В понедельник утром приехал генерал-майор Карпенко. Долго разговаривал с главврачом, закрывшись в его кабинете. Затем поговорил с Горным, у которого глаза от переживаний ввалились почти так же, как у Жаровой. Попытался уговорить поехать к нему и отдохнуть до вечера, обещая привезти назад, но получил решительный отказ.
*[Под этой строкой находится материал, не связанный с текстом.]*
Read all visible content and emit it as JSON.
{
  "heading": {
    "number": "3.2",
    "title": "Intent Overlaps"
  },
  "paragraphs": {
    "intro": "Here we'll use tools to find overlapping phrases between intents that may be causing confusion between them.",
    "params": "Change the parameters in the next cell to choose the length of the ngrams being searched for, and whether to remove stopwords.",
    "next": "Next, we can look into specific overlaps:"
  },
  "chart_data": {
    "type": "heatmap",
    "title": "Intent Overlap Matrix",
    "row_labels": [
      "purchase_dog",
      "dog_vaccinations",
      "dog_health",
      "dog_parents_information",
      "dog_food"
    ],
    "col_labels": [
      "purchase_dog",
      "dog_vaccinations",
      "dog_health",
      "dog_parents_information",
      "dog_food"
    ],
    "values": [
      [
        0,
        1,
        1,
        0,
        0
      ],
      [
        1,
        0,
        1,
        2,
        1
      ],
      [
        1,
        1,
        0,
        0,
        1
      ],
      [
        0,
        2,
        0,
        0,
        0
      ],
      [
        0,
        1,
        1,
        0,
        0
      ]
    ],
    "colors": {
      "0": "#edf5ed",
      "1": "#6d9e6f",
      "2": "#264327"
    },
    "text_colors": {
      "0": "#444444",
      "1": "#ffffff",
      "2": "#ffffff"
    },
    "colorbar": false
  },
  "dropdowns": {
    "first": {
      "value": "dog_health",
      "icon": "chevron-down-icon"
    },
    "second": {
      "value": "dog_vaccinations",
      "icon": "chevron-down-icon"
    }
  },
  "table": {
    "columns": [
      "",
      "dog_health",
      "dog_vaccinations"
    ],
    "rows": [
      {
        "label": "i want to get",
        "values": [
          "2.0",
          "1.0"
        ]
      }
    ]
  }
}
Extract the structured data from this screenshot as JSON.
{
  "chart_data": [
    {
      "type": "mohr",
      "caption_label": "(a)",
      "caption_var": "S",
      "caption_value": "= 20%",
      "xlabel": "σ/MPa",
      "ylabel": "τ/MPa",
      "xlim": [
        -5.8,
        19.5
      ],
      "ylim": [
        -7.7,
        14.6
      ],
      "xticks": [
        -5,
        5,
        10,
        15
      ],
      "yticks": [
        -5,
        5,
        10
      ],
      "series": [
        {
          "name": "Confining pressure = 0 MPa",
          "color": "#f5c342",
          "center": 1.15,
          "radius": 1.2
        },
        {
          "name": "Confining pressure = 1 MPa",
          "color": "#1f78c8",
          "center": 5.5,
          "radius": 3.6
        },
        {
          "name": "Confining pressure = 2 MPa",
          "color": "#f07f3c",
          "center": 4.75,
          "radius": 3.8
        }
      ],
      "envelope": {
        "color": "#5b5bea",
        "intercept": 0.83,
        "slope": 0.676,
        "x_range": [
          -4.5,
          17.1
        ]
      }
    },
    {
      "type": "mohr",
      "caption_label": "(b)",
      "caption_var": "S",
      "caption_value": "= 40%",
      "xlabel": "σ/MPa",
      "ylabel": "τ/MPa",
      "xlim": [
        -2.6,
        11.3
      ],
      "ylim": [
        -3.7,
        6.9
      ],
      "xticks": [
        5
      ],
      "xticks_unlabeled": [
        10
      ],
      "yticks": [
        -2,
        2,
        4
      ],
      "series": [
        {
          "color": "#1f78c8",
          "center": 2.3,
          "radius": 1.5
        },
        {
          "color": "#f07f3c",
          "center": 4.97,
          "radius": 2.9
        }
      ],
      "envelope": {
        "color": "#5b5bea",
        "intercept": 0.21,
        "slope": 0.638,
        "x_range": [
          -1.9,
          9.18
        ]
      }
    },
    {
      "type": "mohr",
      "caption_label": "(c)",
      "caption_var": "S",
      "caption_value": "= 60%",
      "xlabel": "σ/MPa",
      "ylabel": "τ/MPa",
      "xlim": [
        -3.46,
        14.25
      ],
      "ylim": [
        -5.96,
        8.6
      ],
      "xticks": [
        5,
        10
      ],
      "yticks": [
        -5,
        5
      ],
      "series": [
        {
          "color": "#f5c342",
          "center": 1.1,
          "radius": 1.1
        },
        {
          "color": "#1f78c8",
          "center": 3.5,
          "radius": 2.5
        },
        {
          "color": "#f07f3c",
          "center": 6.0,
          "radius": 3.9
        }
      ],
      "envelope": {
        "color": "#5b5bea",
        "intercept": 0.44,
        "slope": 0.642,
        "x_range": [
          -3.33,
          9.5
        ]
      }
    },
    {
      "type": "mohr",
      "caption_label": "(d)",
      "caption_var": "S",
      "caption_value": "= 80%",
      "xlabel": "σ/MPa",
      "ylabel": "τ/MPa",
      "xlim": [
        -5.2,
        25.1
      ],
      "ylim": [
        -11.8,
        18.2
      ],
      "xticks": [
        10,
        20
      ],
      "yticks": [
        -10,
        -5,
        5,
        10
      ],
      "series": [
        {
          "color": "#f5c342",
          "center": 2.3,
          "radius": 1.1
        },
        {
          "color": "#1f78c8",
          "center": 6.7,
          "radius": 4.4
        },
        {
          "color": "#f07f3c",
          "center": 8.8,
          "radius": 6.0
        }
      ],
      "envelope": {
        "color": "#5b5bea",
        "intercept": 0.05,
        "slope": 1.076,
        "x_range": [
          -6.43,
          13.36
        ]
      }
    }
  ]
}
Внимательно поглядев на полковника, решил не настаивать, хотя его несколько обескуражил вид бывшего подчиненного. Олег Ефимович никогда не видел его таким потерянным. Выходя из отделения, подумал: «Н-да! Все же я прав и Васька любит Жарову. Весь извелся за ночь…».
Лишь после известия, что женщина пришла в себя, Василь немного повеселел. Попытался уговорить врачей пропустить его к писательнице, но получил решительный отказ и весь день провел на том же диванчике, часто подходя к двери, особенно если в реанимационном отделении хлопала дверь.
Если бы не старания медсестер, заставивших его поесть, Горный бы и не вспомнил о еде. Женщины чаще обычного заглядывали в палату Жаровой, принося мужчине известия о состоянии раненой. Все понимали, что ему это необходимо. Василь благодарил. Снова беспокойно подходил к двери, заглядывая в протертое «окошечко». Он словно надеялся, что Инга встанет и выйдет в коридор.